Parotocinclus jumbo is a species of freshwater ray-finned fish belonging to the family Loricariidae, the suckermouth armoured catfishes, and the subfamily Hypoptopomatinae, the cascudinhos. This catfish is endemic to Brazil.

==Taxonomy==
Parotocinclus jumbo was first formally described in 2002 by the Brazilian ichthyologists Heraldo A. Britski and Julio C. Garavello with its type locality given as the Paraíba do Norte River, at bridge on road PB 408, northwest of Umbuzeiro, at 7°38'27"S, 35°42'30"W, in the Brazilian state of Paraíba. Eschmeyer's Catalog of Fishes classifies the genus Parotocinclus in the subfamily Hypoptopomatinae, the cascudinhos, within the suckermouth armoured catfish family Loricariidae.

==Etymology==
Parotocinclus jumbo is classified in the genus Parotocinclus, is a combination of para, meaning "near", and the genus Otocinclus, the genus the type species, P. maculicauda was originally thought to be a member of.
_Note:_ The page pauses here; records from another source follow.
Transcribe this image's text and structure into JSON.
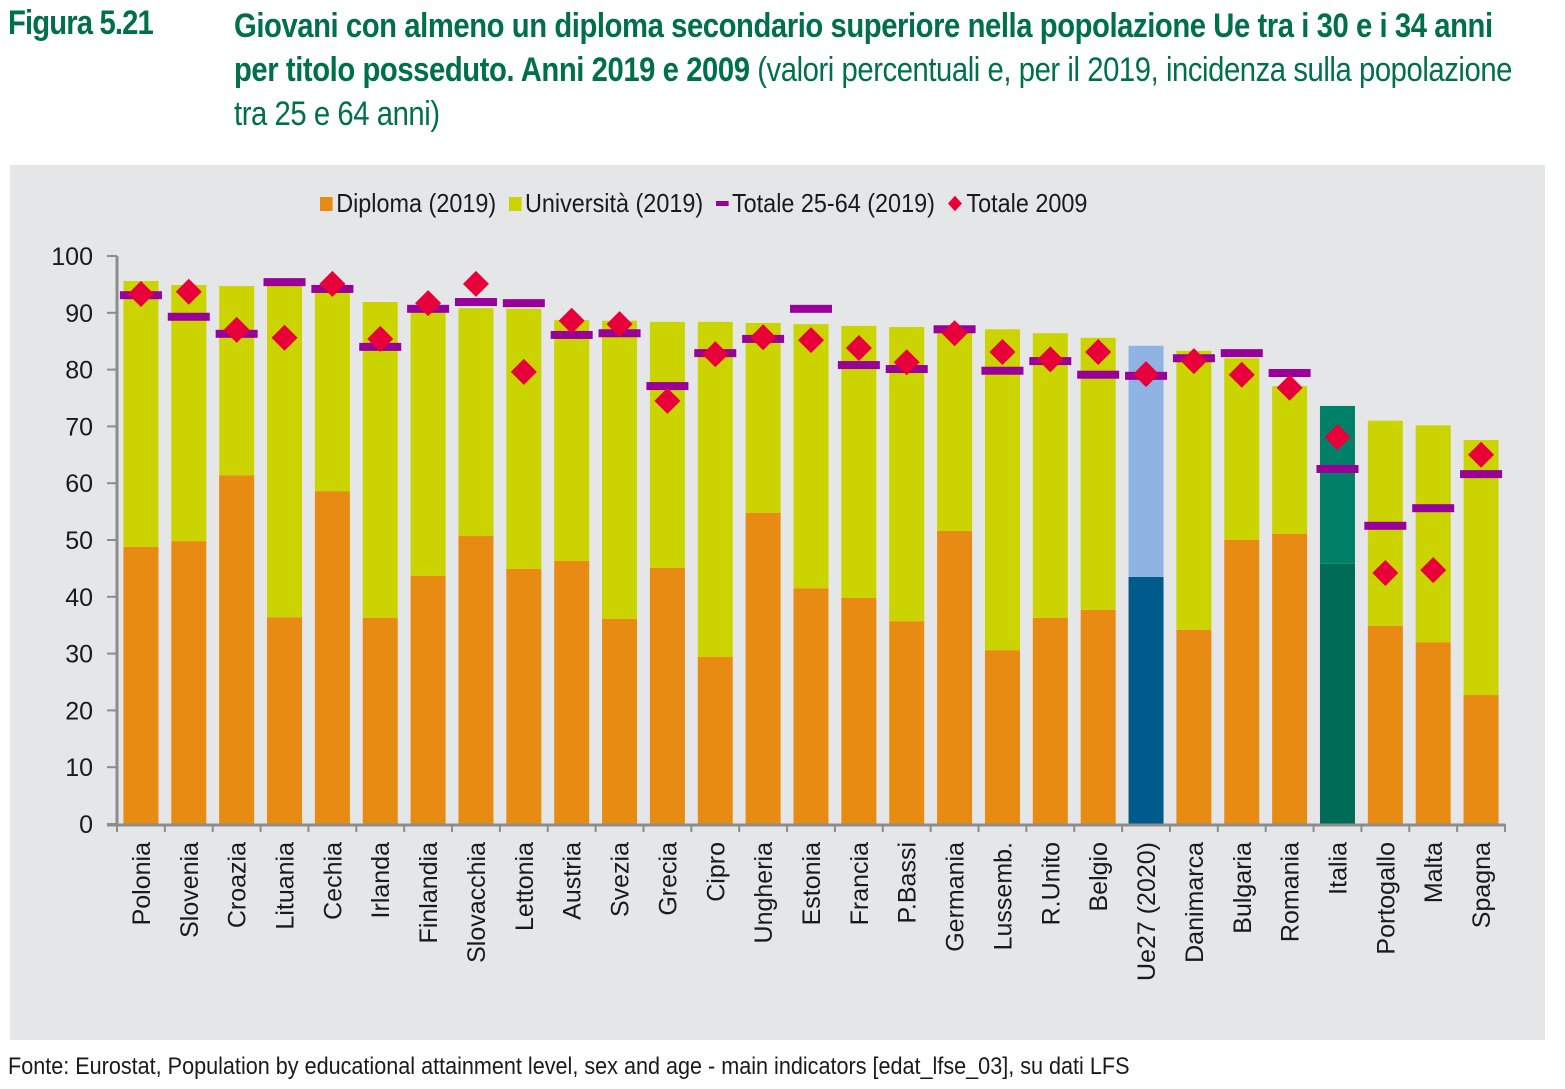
{
  "figure": {
    "number": "Figura 5.21",
    "title_bold": "Giovani con almeno un diploma secondario superiore nella popolazione Ue tra i 30 e i 34 anni per titolo posseduto. Anni 2019 e 2009",
    "title_normal": " (valori percentuali e, per il 2019, incidenza sulla popolazione tra 25 e 64 anni)"
  },
  "legend": {
    "items": [
      {
        "label": "Diploma (2019)",
        "type": "box",
        "color": "#e88b12"
      },
      {
        "label": "Università (2019)",
        "type": "box",
        "color": "#cbd300"
      },
      {
        "label": "Totale 25-64 (2019)",
        "type": "dash",
        "color": "#980099"
      },
      {
        "label": "Totale 2009",
        "type": "diamond",
        "color": "#e8003a"
      }
    ]
  },
  "source": "Fonte: Eurostat, Population by educational attainment level, sex and age - main indicators [edat_lfse_03], su dati LFS",
  "chart_data": {
    "type": "bar",
    "stacked": true,
    "title": "Giovani con almeno un diploma secondario superiore nella popolazione Ue tra i 30 e i 34 anni per titolo posseduto. Anni 2019 e 2009",
    "xlabel": "",
    "ylabel": "",
    "ylim": [
      0,
      100
    ],
    "yticks": [
      0,
      10,
      20,
      30,
      40,
      50,
      60,
      70,
      80,
      90,
      100
    ],
    "grid": false,
    "legend_position": "top-center",
    "categories": [
      "Polonia",
      "Slovenia",
      "Croazia",
      "Lituania",
      "Cechia",
      "Irlanda",
      "Finlandia",
      "Slovacchia",
      "Lettonia",
      "Austria",
      "Svezia",
      "Grecia",
      "Cipro",
      "Ungheria",
      "Estonia",
      "Francia",
      "P.Bassi",
      "Germania",
      "Lussemb.",
      "R.Unito",
      "Belgio",
      "Ue27 (2020)",
      "Danimarca",
      "Bulgaria",
      "Romania",
      "Italia",
      "Portogallo",
      "Malta",
      "Spagna"
    ],
    "highlight": {
      "Ue27 (2020)": {
        "diploma_color": "#005a8c",
        "universita_color": "#8fb4e3"
      },
      "Italia": {
        "diploma_color": "#006b56",
        "universita_color": "#008066"
      }
    },
    "series": [
      {
        "name": "Diploma (2019)",
        "kind": "bar",
        "color": "#e88b12",
        "values": [
          48.8,
          49.8,
          61.4,
          36.4,
          58.6,
          36.3,
          43.7,
          50.7,
          44.9,
          46.3,
          36.1,
          45.1,
          29.4,
          54.8,
          41.5,
          39.8,
          35.7,
          51.6,
          30.6,
          36.3,
          37.7,
          43.5,
          34.2,
          50.0,
          51.1,
          45.8,
          34.9,
          32.0,
          22.7
        ]
      },
      {
        "name": "Università (2019)",
        "kind": "bar",
        "color": "#cbd300",
        "values": [
          46.8,
          45.1,
          33.3,
          58.5,
          35.1,
          55.6,
          46.8,
          40.1,
          45.8,
          42.4,
          52.5,
          43.3,
          59.0,
          33.4,
          46.5,
          47.9,
          51.8,
          35.5,
          56.5,
          50.1,
          47.9,
          40.7,
          49.1,
          32.0,
          26.0,
          27.8,
          36.1,
          38.2,
          44.9
        ]
      },
      {
        "name": "Totale 25-64 (2019)",
        "kind": "dash",
        "color": "#980099",
        "values": [
          93.1,
          89.3,
          86.3,
          95.4,
          94.2,
          84.0,
          90.7,
          91.9,
          91.7,
          86.1,
          86.4,
          77.1,
          82.9,
          85.4,
          90.7,
          80.8,
          80.1,
          87.1,
          79.8,
          81.5,
          79.1,
          78.9,
          82.0,
          82.9,
          79.4,
          62.5,
          52.5,
          55.6,
          61.6
        ]
      },
      {
        "name": "Totale 2009",
        "kind": "diamond",
        "color": "#e8003a",
        "values": [
          93.3,
          93.7,
          87.0,
          85.6,
          95.1,
          85.4,
          91.7,
          95.1,
          79.6,
          88.6,
          88.0,
          74.5,
          82.7,
          85.7,
          85.2,
          83.8,
          81.3,
          86.4,
          83.1,
          81.8,
          83.1,
          79.2,
          81.5,
          79.1,
          76.8,
          68.1,
          44.2,
          44.7,
          65.0
        ]
      }
    ]
  }
}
The specific name, jumbo, means large and is derived from the name of an African bush elephant called Jumbo, which P. T. Barnum bought from London Zoo and imported into the United States in 1882. This species is larger in size than most of the species in its genus.

==Description==
Parotocinclus jumbo has an elongated body and it reaches a total length of 4 cm. It has 8 soft rays in its dorsal fin and 6 in its anal fin. The odontodes on the snout of this catfish are almost as wide as they are long and have heart-shaped tips.

==Distribution==
Parotocinclus jumbo is endemic to Brazil where it occurs in the coastal rivers of the states of Ceará, Paraíba, Pernambuco and Alagoas. This species is found in slow-moving, clear watercourses in flat, shallow areas with sandy and rocky bottoms.